Ellen Wilder Bradbury of Santa Fe recalled that weeks after the Japanese surrender, the Wilder family tuned in the only radio they had, in their car, to hear a wire recording broadcast over KRS. Ellen was about 5 and hadn't understood about Hiroshima. And now she was hearing a recording made in the cockpit of "Bocks Car," the B-29 that dropped "Fat Man" on Nagasaki.
She recalled the now-lost recording clearly: "They said, 'We've got an opening in the clouds.

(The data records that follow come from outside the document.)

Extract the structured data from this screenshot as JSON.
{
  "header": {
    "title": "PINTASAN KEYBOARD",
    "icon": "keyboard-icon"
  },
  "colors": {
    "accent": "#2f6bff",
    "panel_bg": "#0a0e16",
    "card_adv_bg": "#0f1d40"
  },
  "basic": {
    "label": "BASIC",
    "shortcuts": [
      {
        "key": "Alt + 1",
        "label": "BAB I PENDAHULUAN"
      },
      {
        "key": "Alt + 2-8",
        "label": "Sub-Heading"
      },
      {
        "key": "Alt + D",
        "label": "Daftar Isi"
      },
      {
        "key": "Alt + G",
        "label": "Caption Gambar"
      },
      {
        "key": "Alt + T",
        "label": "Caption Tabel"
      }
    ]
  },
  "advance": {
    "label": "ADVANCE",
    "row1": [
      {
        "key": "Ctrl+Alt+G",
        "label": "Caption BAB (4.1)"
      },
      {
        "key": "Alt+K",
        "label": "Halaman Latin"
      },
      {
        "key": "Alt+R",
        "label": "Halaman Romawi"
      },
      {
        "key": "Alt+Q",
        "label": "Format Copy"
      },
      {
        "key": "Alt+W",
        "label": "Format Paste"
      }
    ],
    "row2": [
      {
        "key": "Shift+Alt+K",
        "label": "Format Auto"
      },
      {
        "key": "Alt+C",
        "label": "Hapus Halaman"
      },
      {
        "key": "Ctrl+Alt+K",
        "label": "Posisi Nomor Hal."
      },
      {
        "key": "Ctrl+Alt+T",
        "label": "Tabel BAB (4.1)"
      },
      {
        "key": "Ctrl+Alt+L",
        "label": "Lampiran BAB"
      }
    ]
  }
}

OK. We're going ahead.' And then they counted down to drop it. And they did say, 'Bombs Away!' But I had just learned to count, and I was most impressed by the fact that they could count backwards."
Hawkins was among the unpublicized few who declined to go to the Trinity test. "I didn't want to see it," he said. He finished his secret history and left Los Alamos, dating the preface Aug. 6, 1946, the first anniversary of Hiroshima.
He devoted his life to philosophy and teaching. In the fall of 1995, Hawkins was invited back to Los Alamos to deliver the 25th annual J. Robert Oppenheimer Lecture. He chose to speak of his experience and theory of how to teach scientific thinking to children.
But he opened by reminding the audience in the Los Alamos civic auditorium that they had spent their lives working on something "that can never be used."
During the interview in Boulder, he had said Oppenheimer knew the bomb was inevitable, that "if it wasn't developed in World War II, it would appear secretly in the arsenals of nations after World War II during peacetime. And the greatest hope for coping with this new development was to recognize and to persuade the world to recognize that this was not a military weapon. This destructive power was beyond anything that warfare itself as an institution could tolerate," he said.
"Oppenheimer knew it already in some way," he said. "We all knew it in some way, and we had therefore this idealistic side to the contract with the devil, if that's what it was, that it would be necessary to develop the weapon to have it known to the whole world, in order that the world could protect itself."
This report on the world's first atomic explosion was adapted from a landmark 50th anniversary narrative written in 1995 by veteran Journal columnist Larry Calloway.